Baujat et al. studied 16 NSE and 57 Graves' patients and defined a criterion for NSE based on significantly different parameters between the NSE and Graves’ patients. The lateral orbital wall angle (with sagittal plane) more than 42° and mid-interorbital distance more than 30 mm showed to have diagnostic value for NSE with a sensitivity of 62% and specificity of 78%.

In the current study, a third criterion, known as anterior interorbital distance, was added to previous Baujat criteria and caused 29% more sensitivity at the cost of only 7% decrease in specificity. This finding showed that the lateral orbital wall angle, mid-interorbital distance, and anterior interorbital distance are probably the only valuable point of interest that need to be focused on preoperatively in NSE patients.

In spite of the reported gender impact on the orbital volume as larger orbital diameters in adult males, we found no statistically significant differences between males and females in the case and control groups. This result can be due to a small sample size or may show a different racial anthropology which needs to be tested and evaluated in detail in further studies. Female patients were predominant in the NSE group, which could signify two theories: first, there is a female-dominant trend in the development of NSE, and second, females are more concerned about the aesthetic features of their eyes in the case of not having any pathologies. However, this finding could be due to the small sample size and needs further studies.

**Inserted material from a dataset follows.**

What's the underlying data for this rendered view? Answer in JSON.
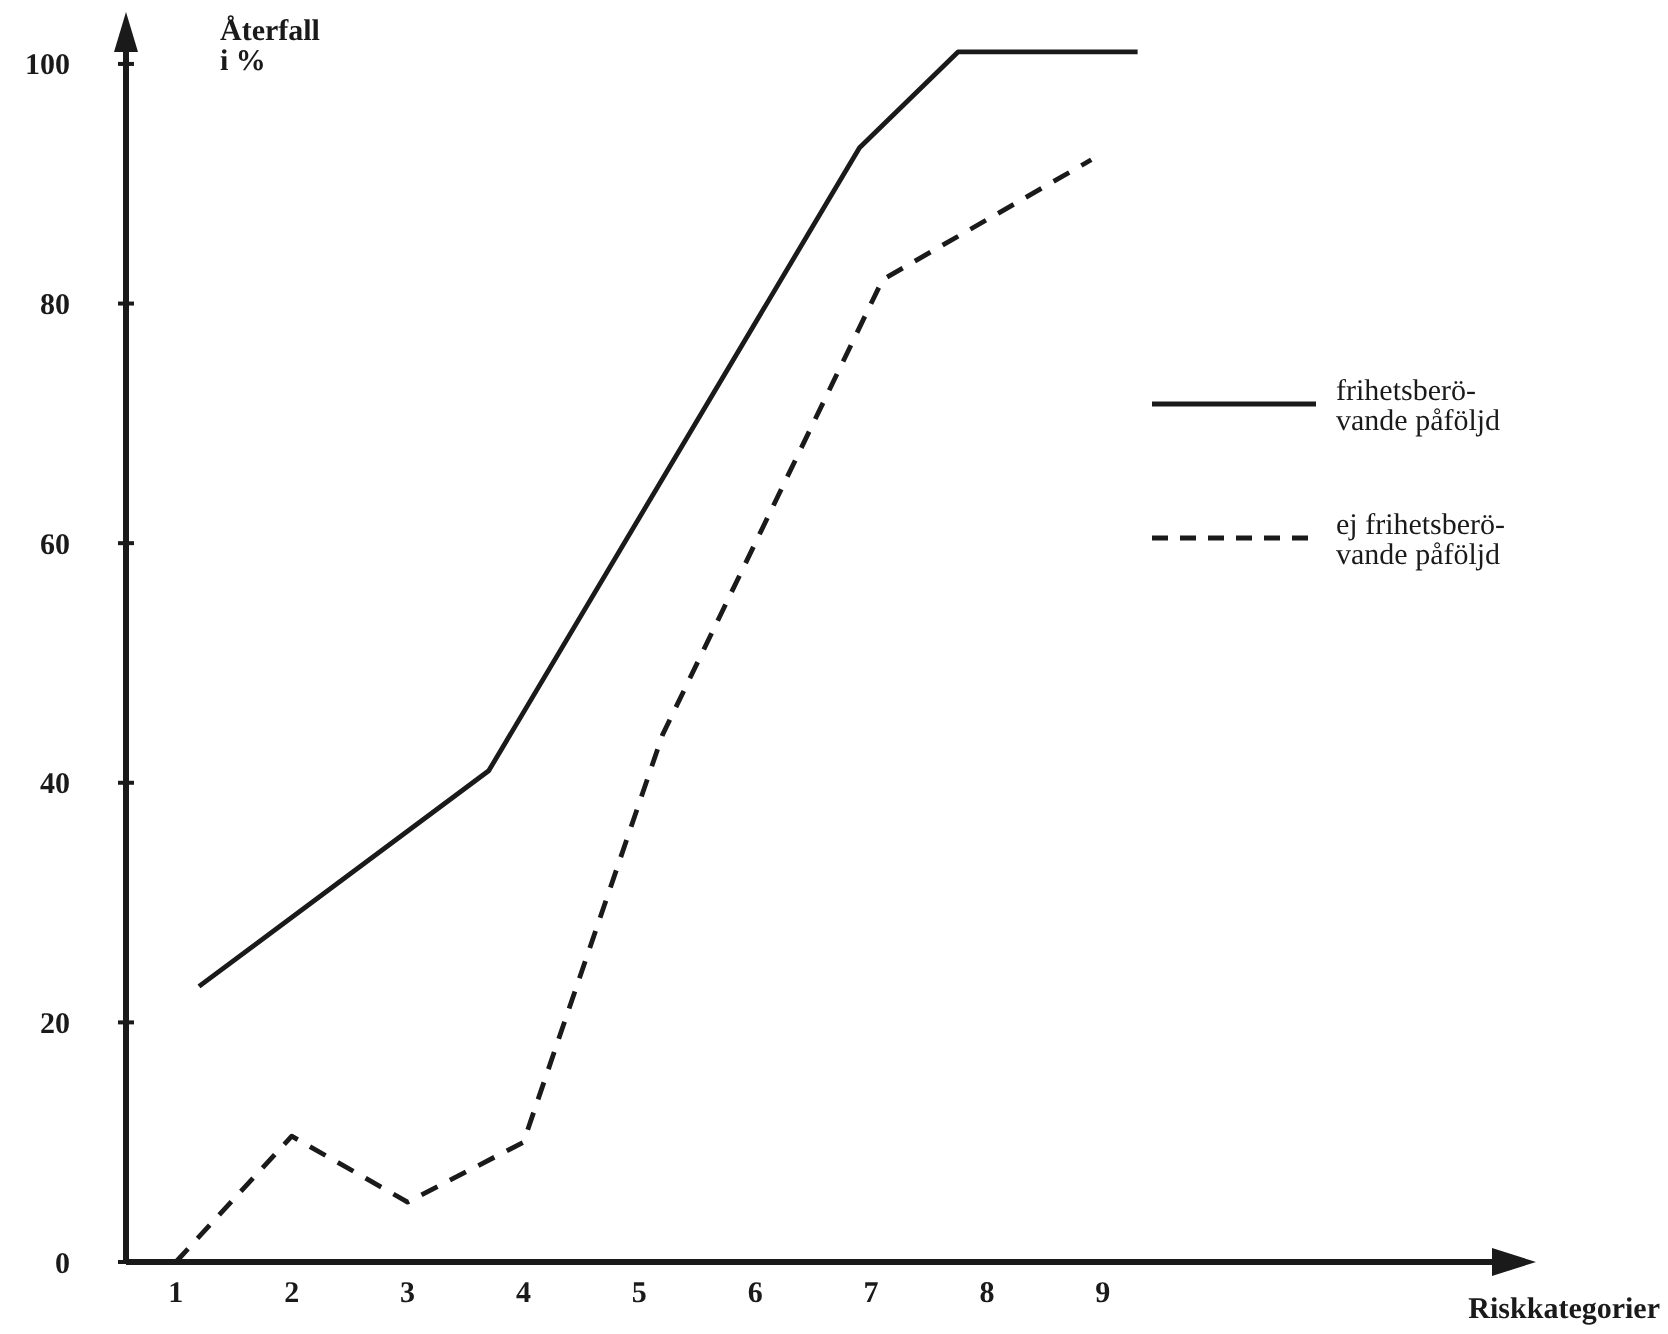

On CT-scans, NSE patients were associated with wider lateral orbital wall angle; the wider the lateral orbital wall angle, the less the depth of the orbit, thus resulting in exorbitism and extrusion of the globe. There are a few limitations in this study. A relatively small number of patients and using two-dimensional slices are the main ones. Another drawback is the evaluation of images by only one grader, as having multiple graders could enhance the quality of measurements.

Finally, evaluating the orbital anatomical aspects of patients with NSE could help us determine the best surgical approach for relieving its aesthetic and functional effects. Further research is needed to assess the surgical outcome based on the most important factors which affect this condition.